Tudo isso é necessário. Encontrar uma maneira de tratar uma úlcera refratária é fundamental, já que as pessoas com úlceras refratárias têm maior probabilidade de desenvolver uma das complicações desagradáveis da úlcera péptica.
No passado, o tratamento cirúrgico para a doença ulcerosa péptica era bastante comum. No entanto, como o H. pylori foi descoberto como uma causa subjacente importante e frequente - e desde que foram desenvolvidos poderosos medicamentos para a IBP - a cirurgia raramente se tornou necessária.

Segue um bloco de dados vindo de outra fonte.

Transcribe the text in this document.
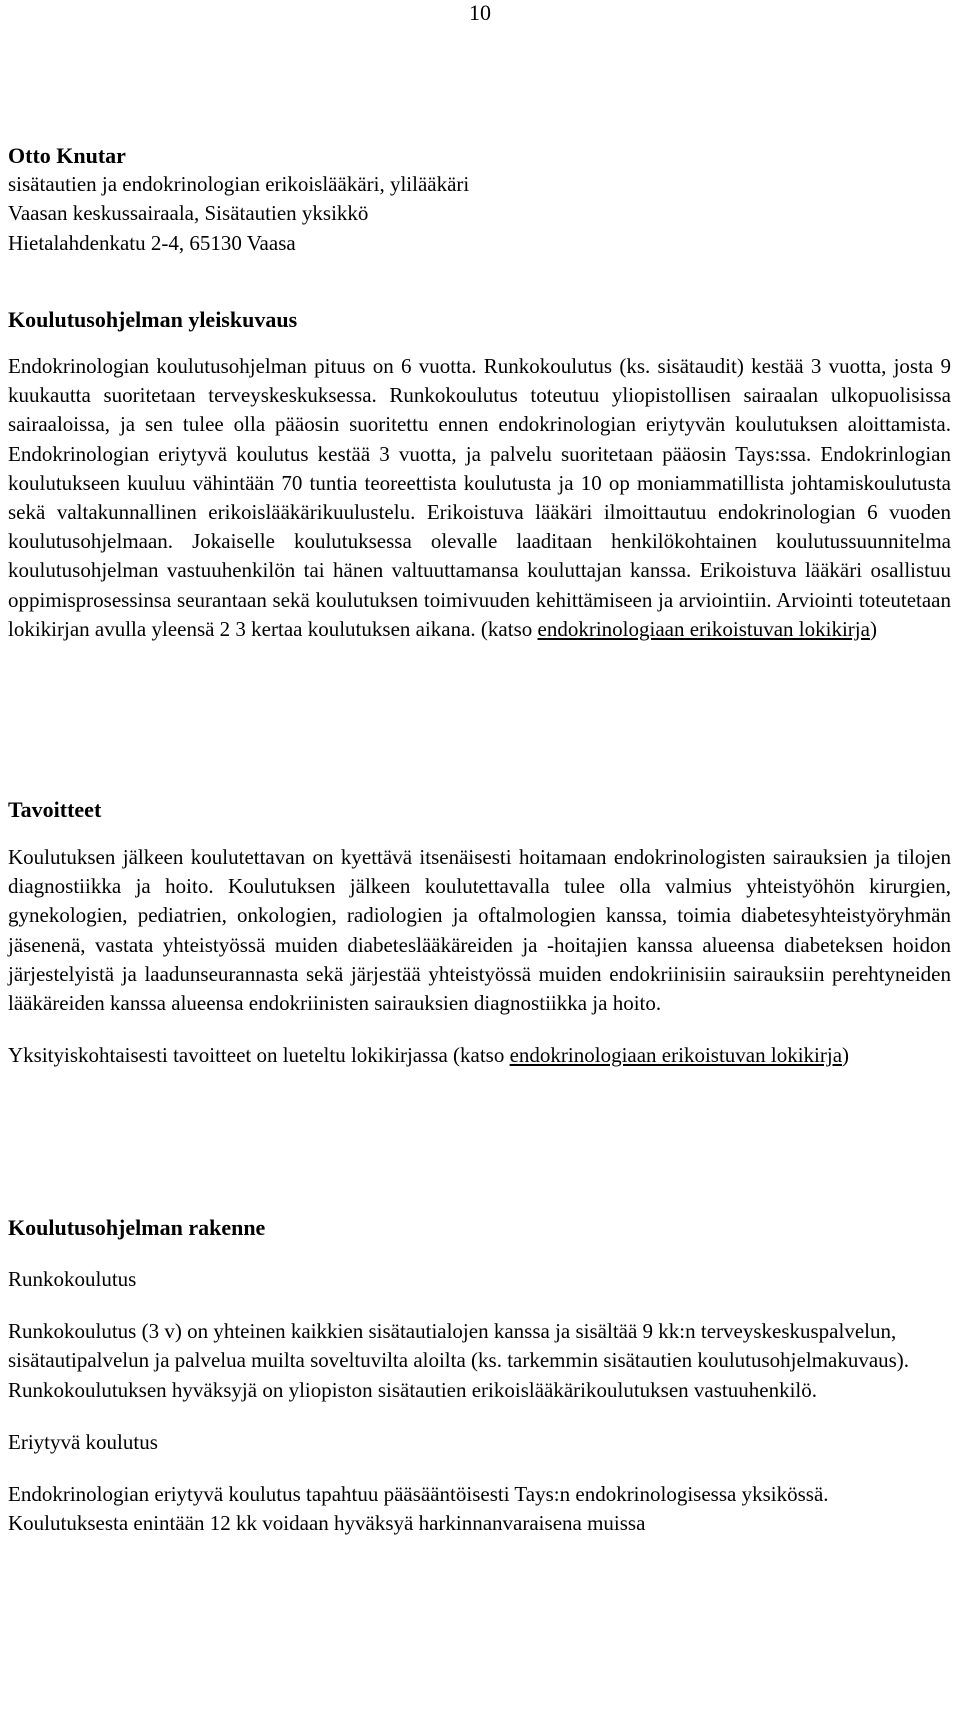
10

Otto Knutar

sisätautien ja endokrinologian erikoislääkäri, ylilääkäri

Vaasan keskussairaala, Sisätautien yksikkö

Hietalahdenkatu 2-4, 65130 Vaasa

Koulutusohjelman yleiskuvaus

Endokrinologian koulutusohjelman pituus on 6 vuotta. Runkokoulutus (ks. sisätaudit) kestää 3 vuotta, josta 9 kuukautta suoritetaan terveyskeskuksessa. Runkokoulutus toteutuu yliopistollisen sairaalan ulkopuolisissa sairaaloissa, ja sen tulee olla pääosin suoritettu ennen endokrinologian eriytyvän koulutuksen aloittamista. Endokrinologian eriytyvä koulutus kestää 3 vuotta, ja palvelu suoritetaan pääosin Tays:ssa. Endokrinlogian koulutukseen kuuluu vähintään 70 tuntia teoreettista koulutusta ja 10 op moniammatillista johtamiskoulutusta sekä valtakunnallinen erikoislääkärikuulustelu. Erikoistuva lääkäri ilmoittautuu endokrinologian 6 vuoden koulutusohjelmaan. Jokaiselle koulutuksessa olevalle laaditaan henkilökohtainen koulutussuunnitelma koulutusohjelman vastuuhenkilön tai hänen valtuuttamansa kouluttajan kanssa. Erikoistuva lääkäri osallistuu oppimisprosessinsa seurantaan sekä koulutuksen toimivuuden kehittämiseen ja arviointiin. Arviointi toteutetaan lokikirjan avulla yleensä 2 3 kertaa koulutuksen aikana. (katso endokrinologiaan erikoistuvan lokikirja)

Tavoitteet

Koulutuksen jälkeen koulutettavan on kyettävä itsenäisesti hoitamaan endokrinologisten sairauksien ja tilojen diagnostiikka ja hoito. Koulutuksen jälkeen koulutettavalla tulee olla valmius yhteistyöhön kirurgien, gynekologien, pediatrien, onkologien, radiologien ja oftalmologien kanssa, toimia diabetesyhteistyöryhmän jäsenenä, vastata yhteistyössä muiden diabeteslääkäreiden ja -hoitajien kanssa alueensa diabeteksen hoidon järjestelyistä ja laadunseurannasta sekä järjestää yhteistyössä muiden endokriinisiin sairauksiin perehtyneiden lääkäreiden kanssa alueensa endokriinisten sairauksien diagnostiikka ja hoito.

Yksityiskohtaisesti tavoitteet on lueteltu lokikirjassa (katso endokrinologiaan erikoistuvan lokikirja)

Koulutusohjelman rakenne

Runkokoulutus

Runkokoulutus (3 v) on yhteinen kaikkien sisätautialojen kanssa ja sisältää 9 kk:n terveyskeskuspalvelun, sisätautipalvelun ja palvelua muilta soveltuvilta aloilta (ks. tarkemmin sisätautien koulutusohjelmakuvaus). Runkokoulutuksen hyväksyjä on yliopiston sisätautien erikoislääkärikoulutuksen vastuuhenkilö.

Eriytyvä koulutus

Endokrinologian eriytyvä koulutus tapahtuu pääsääntöisesti Tays:n endokrinologisessa yksikössä. Koulutuksesta enintään 12 kk voidaan hyväksyä harkinnanvaraisena muissa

A cirurgia é agora necessária principalmente para úlceras que provam ser totalmente refratárias ao tratamento médico, são suspeitas de terem malignidade, ou como tratamento das complicações da úlcera péptica, como sangramento grave, obstrução, perfuração ou formação de fístula.
Leia mais sobre o tratamento de úlceras pépticas.
Uma palavra de
Enquanto a úlcera péptica é um problema médico significativo que pode ter conseqüências terríveis, os avanços nos cuidados médicos nas últimas décadas mudaram completamente o tratamento dessa condição e o prognóstico das pessoas que a possuem.
Se você for diagnosticado com úlcera péptica, contanto que trabalhe com seu médico para estabelecer uma causa subjacente, siga fielmente o esquema terapêutico de dois a três meses que provavelmente será prescrito, e evite os medicamentos - e os hábitos - que você é deveria evitar, há uma excelente chance de que sua úlcera se cure completamente e nunca mais volte.